Ma voi avete mai visto un leone, un gatto, un coniglio, un maiale, soffrire di mal di testa? No, a meno che non gli abbiate tirato una “vangata” sulla nuca!

  1. La gente è insicura. Non sai mai cosa ti potrà succedere domani: “Mi lasceranno a casa? E poi? Chi manterrà i miei figli? E cosa andrò a fare?”.

Questo crea diffidenza: “Mi sta fregando il posto, il mio collega’”; competizione: “Meglio essere davanti, perché gli ultimi sono i primi ad essere eliminati”; disistima: “Ma basta ciò che so, ciò che faccio, ciò che ho studiato?”; perfezionismo da prestazioni: “Avrò fatto il meglio? Basterà? E se succede una crisi?”.

  1. La gente non pensa più. Non si può pensare perché se dici la tua, rischi di essere “messo da parte”, se fai diversamente “sarai escluso”, se ti ascolti non puoi passare sopra agli altri come dei schiacciasassi, se dai spazio all’anima e alle relazioni diventa un problema perché poi ti mettono in difficoltà.

Così la gente diventa un automa, un robot, che corre, corre, corre. E l’anima, lo spirito, la fede, la spiritualità? Non c’è tempo!: quel poco tempo bisogna riposarsi per poi correre nuovamente e di più!

Ma io voglio questo?

 

SCELGO DI ESSERE ANTIQUATO. Ma cosa vuol dire, per me, allora Natale, che Dio viene? Io sto dalla parte di Gesù: preferisco l’uomo al lavoro (Mc 2,27: “Il sabato (il lavoro) è stato fatto per l’uomo e non l’uomo per il sabato)!

Chiesi ad un matto: “Che cos’è l’amore?”. E lui mi rispose: “Quella cosa che mi ha fatto diventare così!”.

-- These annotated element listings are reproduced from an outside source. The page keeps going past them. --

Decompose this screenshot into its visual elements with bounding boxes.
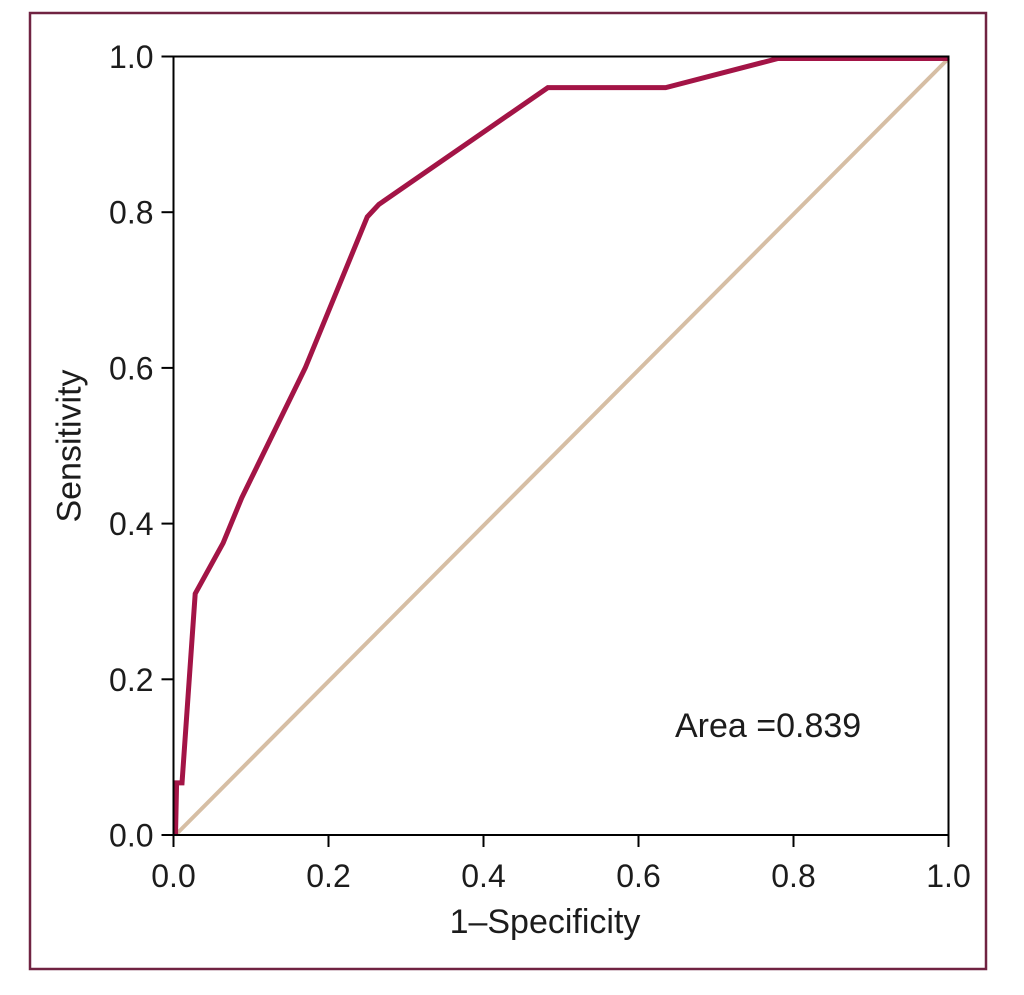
x-tick-label: 0.6 <box>616 858 660 894</box>
y-tick-label: 0.6 <box>109 350 153 386</box>
y-tick-label: 0.2 <box>109 662 153 698</box>
x-tick-label: 0.8 <box>771 858 815 894</box>
reference-diagonal <box>174 57 950 837</box>
plot-frame <box>172 55 950 836</box>
y-axis-ticks: 0.0 0.2 0.4 0.6 0.8 1.0 <box>109 39 174 854</box>
auc-annotation: Area =0.839 <box>675 707 862 745</box>
y-tick-label: 0.8 <box>109 195 153 231</box>
x-tick-label: 0.4 <box>461 858 505 894</box>
x-tick-label: 1.0 <box>926 858 970 894</box>
y-tick-label: 0.0 <box>109 818 153 854</box>
x-axis-title: 1–Specificity <box>449 903 641 941</box>
y-tick-label: 0.4 <box>109 506 153 542</box>
figure-border <box>28 11 988 971</box>
y-tick-label: 1.0 <box>109 39 153 75</box>
x-tick-label: 0.2 <box>306 858 350 894</box>
x-axis-ticks: 0.0 0.2 0.4 0.6 0.8 1.0 <box>151 835 971 894</box>
x-tick-label: 0.0 <box>151 858 195 894</box>
y-axis-title: Sensitivity <box>50 369 89 523</box>
roc-curve <box>173 56 949 836</box>
series-layer <box>173 56 950 837</box>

Preferisco essere “disadattato, fuori, diverso” che malato! Scelgo le relazioni al successo; scelgo la fragilità all’essere perfetto o sempre forte; scelgo di poter sbagliare all’essere invincibile o all’avere sempre la risposta o all’immagine sociale di “brava persona”; scelgo le emozioni al “tutto va bene”; scelgo l’anima rispetto ai viaggi; scelgo di essere me stesso rispetto a ciò che il mondo si aspetta da me; scelgo il bambino rispetto all’efficienza; scelgo di lavorare per vivere e non di vivere per lavorare.

Cosa porterà tutto questo? A cosa non so ma a qualcosa sicuramente…: in ogni caso scelgo l’Uomo.

E quando scelgo l’Uomo, scelgo, sicuramente, Dio.

 

Buon Natale a tutti voi:

Lo lasciamo venire come viene? Brrr… chissà come verrà?!?

 

Pensiero della settimana

Non puoi sentire Dio che parla con un altro,

puoi sentirlo soltanto quando è a te che parla.